In this example we have items under investigation from the Product Owner and items that need investigation from the team, both can easily see things that are awaiting action from them. Your process may be much more elaborate than this, maybe you require a customer sign off, or UI mockups, or you have a prototyping phase. Regardless of what your process looks like, the objective here is to reach a state of “Ready” where items can simply be pulled from there into implementation.
How “Ready” is defined will vary from organisation to organisation, I highly recommend you consider a formal “Definition of Ready” for this stage, but if you don’t have that yet a simple starting point is “all the team members agree we could work on this tomorrow”.
This is the state most people think of when they think of a backlog “Ready”. The backlog “Ready” is simply the top of the backlog from where items can be pulled.
Implementation
From the team’s perspective things are now much easier, we have a prioritised list that is defined to the level of detail that we require to actually work on it. We simply start pulling things into the implementation stage, maybe this is a Sprint if we are using Scrum, or simply In Process if we are using Kanban.
The Outflow
If you are practising continuous deployment or releasing to production at the end of each Sprint, then you can likely skip this step. Ideally we all want to be in the situation that “Done” on the teams board means completely done, as in delivered to a customer who is happy with it, but not all teams are in that state yet.
If you are not yet at this stage, you need to also visualise what happens after items are done by the teams, and before they are actually delivered.
In this example we have a “Deployment Test” phase, and then we hand over to the deployment team so we have a waiting area for that. This helps a lot in this example because people start to ask questions like:
“Why are there so many items in awaiting deployment?”
“Well, if you recall we have this deployment team we need to hand over to because we don’t have direct control over the servers, if we had that we could move these waiting items much faster”
Regardless of what it looks like for you, you need to make each stage clear so that if items are not actually in production, everyone in your organisation can see that.
Seeing The Whole
Put it all together and what do you get?
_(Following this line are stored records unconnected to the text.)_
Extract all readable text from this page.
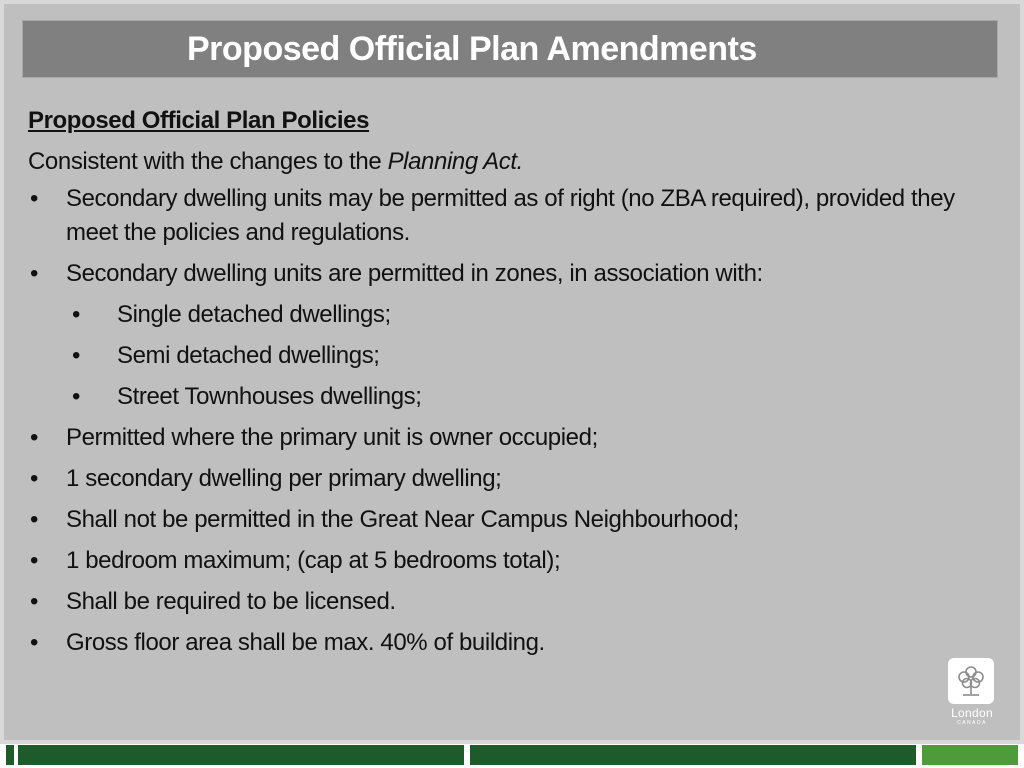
Proposed Official Plan Amendments
Proposed Official Plan Policies
Consistent with the changes to the Planning Act.
• Secondary dwelling units may be permitted as of right (no ZBA required), provided they meet the policies and regulations.
• Secondary dwelling units are permitted in zones, in association with:
• Single detached dwellings;
• Semi detached dwellings;
• Street Townhouses dwellings;
• Permitted where the primary unit is owner occupied;
• 1 secondary dwelling per primary dwelling;
• Shall not be permitted in the Great Near Campus Neighbourhood;
• 1 bedroom maximum; (cap at 5 bedrooms total);
• Shall be required to be licensed.
• Gross floor area shall be max. 40% of building.
London
CANADA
You get a overview of your organisation’s entire process flow, the ability to make more informed decisions and have collaborations where everyone is talking about the same thing.
Abstraction
A side benefit of this system is it allows abstraction where needed. Probably the development team has a team board that carries more specifics about each items breakdown and progress, but our entire organisation doesn’t need this information. It would merely confuse them to have that level of detail, thereby reducing our transparency.
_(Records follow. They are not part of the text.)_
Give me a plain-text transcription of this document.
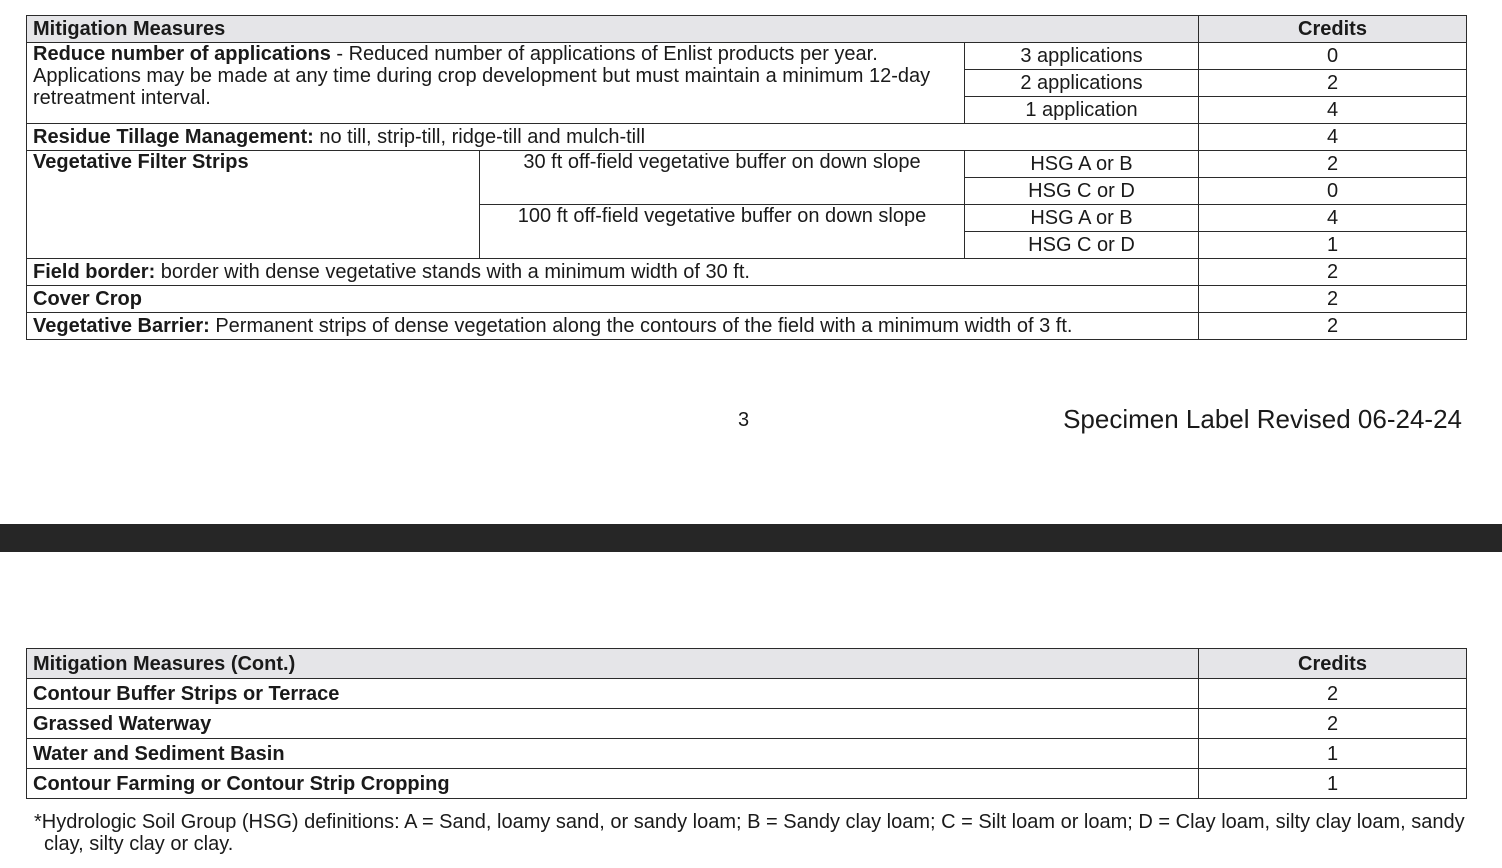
Mitigation Measures			Credits
Reduce number of applications - Reduced number of applications of Enlist products per year. Applications may be made at any time during crop development but must maintain a minimum 12-day retreatment interval.		3 applications	0
		2 applications	2
		1 application	4
Residue Tillage Management: no till, strip-till, ridge-till and mulch-till			4
Vegetative Filter Strips	30 ft off-field vegetative buffer on down slope	HSG A or B	2
		HSG C or D	0
	100 ft off-field vegetative buffer on down slope	HSG A or B	4
		HSG C or D	1
Field border: border with dense vegetative stands with a minimum width of 30 ft.			2
Cover Crop			2
Vegetative Barrier: Permanent strips of dense vegetation along the contours of the field with a minimum width of 3 ft.			2
3	Specimen Label Revised 06-24-24
Mitigation Measures (Cont.)	Credits
Contour Buffer Strips or Terrace	2
Grassed Waterway	2
Water and Sediment Basin	1
Contour Farming or Contour Strip Cropping	1
*Hydrologic Soil Group (HSG) definitions: A = Sand, loamy sand, or sandy loam; B = Sandy clay loam; C = Silt loam or loam; D = Clay loam, silty clay loam, sandy clay, silty clay or clay.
Never confuse visibility with transparency, information can be highly visible but if the person seeing it can’t interpret it, it’s not transparent.
The same of course goes for all stages here, maybe the Product Owner has a defined refinement process, maybe the deployment team does, all of that is visualised to appropriate detail here.
People and Interactions over Processes and Tools
It is very possible to setup this entire system and have no positive effect at all from it, because this is a tool to facilitate conversations - not replace it. People understand how this works because they are involved in how it’s created and used, they are present when their items are moved and elaborated. If you are using this as a way to not speak to each other then it won’t work.
Tips
- Use different colours to illustrate different inflows so they can easily be tracked throughout the process.
- If more detail is available for a specific stage, for example a teams Scrum board, include where that information can be found in this flow.
- Value ease of use over functionality when choosing a tool to do this, I use http://www.kanbanflow.com
- If you don’t know your process today, start simple and add the missing steps as you discover them.